For a more recent exploration of the impulse to recover faith in the face of disillusion, I’d highlyrecommend Ramy, the Hulu dramedy series loosely based on the life of producer and star Ramy Youssef. The show traces the story of a millennial growing up with his Egyptian-immigrant parents in suburban New Jersey, whose longing to achieve the American Dream of bourgeois comfort has caused them to lapse in their Muslim faith and to sever their ethnic roots. Spiritually hungry, morally unmoored, and suffering from a crippling porn addiction, Ramy earnestly pursues a relationship with God by going all-in on practicing his religion—much to the chagrin of his more “evolved” parents. Such an earnest portrayal of a young person’s search for God is rare among the slop offered by most streaming services. And as a millennial born to a family of lapsed Christians, I’ve never felt so seen.
John M. Grondelski
Contributor
2025 is the sixtieth anniversary of several movies deservedly deemed classics. Two enduring epics of American audiences mark their diamond jubilees: The Sound of Music and Doctor Zhivago.
Doctor Zhivago hit U.S. theaters just before Christmas sixty years ago. Viewed from this perspective, it reveals how our minds and the culture have changed.
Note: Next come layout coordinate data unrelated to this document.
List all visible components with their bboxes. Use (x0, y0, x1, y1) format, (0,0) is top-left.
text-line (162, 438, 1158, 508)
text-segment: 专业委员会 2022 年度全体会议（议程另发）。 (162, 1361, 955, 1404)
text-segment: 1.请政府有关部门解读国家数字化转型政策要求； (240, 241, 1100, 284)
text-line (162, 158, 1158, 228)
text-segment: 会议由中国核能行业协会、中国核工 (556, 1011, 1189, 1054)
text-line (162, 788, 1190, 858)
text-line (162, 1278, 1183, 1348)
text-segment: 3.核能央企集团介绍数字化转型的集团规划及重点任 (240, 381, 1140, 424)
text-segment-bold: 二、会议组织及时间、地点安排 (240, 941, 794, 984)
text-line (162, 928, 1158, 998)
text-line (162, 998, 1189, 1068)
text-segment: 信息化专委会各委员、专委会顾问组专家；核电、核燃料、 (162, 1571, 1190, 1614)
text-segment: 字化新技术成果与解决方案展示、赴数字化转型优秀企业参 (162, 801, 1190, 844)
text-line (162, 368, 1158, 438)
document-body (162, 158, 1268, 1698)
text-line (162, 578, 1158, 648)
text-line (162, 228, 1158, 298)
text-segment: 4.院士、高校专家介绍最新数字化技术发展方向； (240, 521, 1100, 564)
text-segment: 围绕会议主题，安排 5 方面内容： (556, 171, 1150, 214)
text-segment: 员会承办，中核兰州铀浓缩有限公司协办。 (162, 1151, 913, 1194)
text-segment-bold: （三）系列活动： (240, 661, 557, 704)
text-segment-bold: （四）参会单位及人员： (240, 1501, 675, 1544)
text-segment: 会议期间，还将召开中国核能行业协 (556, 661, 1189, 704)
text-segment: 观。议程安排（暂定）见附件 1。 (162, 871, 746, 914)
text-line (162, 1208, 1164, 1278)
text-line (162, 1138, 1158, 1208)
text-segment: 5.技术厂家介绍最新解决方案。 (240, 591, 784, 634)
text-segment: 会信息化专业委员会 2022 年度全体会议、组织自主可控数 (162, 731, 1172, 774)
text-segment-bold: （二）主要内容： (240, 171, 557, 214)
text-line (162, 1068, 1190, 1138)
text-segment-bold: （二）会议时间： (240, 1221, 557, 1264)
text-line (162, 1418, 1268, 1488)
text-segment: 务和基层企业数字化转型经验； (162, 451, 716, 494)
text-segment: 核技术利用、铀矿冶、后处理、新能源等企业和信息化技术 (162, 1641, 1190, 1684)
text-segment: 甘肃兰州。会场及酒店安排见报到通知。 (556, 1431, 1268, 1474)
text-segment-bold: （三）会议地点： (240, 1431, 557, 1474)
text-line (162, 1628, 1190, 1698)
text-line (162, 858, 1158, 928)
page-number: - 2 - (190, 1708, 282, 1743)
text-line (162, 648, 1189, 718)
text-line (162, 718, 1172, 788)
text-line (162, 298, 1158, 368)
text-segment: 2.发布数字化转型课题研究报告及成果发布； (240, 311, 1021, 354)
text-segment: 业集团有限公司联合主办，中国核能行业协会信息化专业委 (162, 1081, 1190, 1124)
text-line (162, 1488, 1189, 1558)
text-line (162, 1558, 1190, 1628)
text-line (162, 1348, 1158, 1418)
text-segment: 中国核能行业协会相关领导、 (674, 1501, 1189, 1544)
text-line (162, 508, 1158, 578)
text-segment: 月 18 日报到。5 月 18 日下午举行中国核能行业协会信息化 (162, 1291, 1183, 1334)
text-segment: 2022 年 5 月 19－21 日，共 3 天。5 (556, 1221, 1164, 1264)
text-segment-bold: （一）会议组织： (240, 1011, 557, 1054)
Today’s viewer likely does not understand the significance of Zhivago’sdebut, considering the ban on the book it’s based on in the defunct Soviet Union. When America’s biggest city elects a mayor who thinks socialism can work, one sees how much water has flowed down the quiet Don. A culture tolerant, even in ecclesiastical circles, of “accompanying” the sexually unfaithful might not readily brand suave Yuri Zhivago with the scarlet letter. It might instead wonder what all the ado is about: “Get a divorce and marry Lara!” And, in a woke world, how many moderns would find in Strelnikov a kindred spirit when he proclaims, “Feelings, insights, affections, it’s suddenly trivial now. The personal life is dead . . . history has killed it.”
Two other 1965 films deserve mention. The Spy Who Came in from the Cold depicts the shifting allegiances behind “staying on top” that make clarity of principle the enemy. And Kadár and Klos’s Shop on Main Street, set in Slovakia during the World War II fascist roundups of Jews, wrestles with a man’s conflicting drives: greed and generosity, cowardice and courage.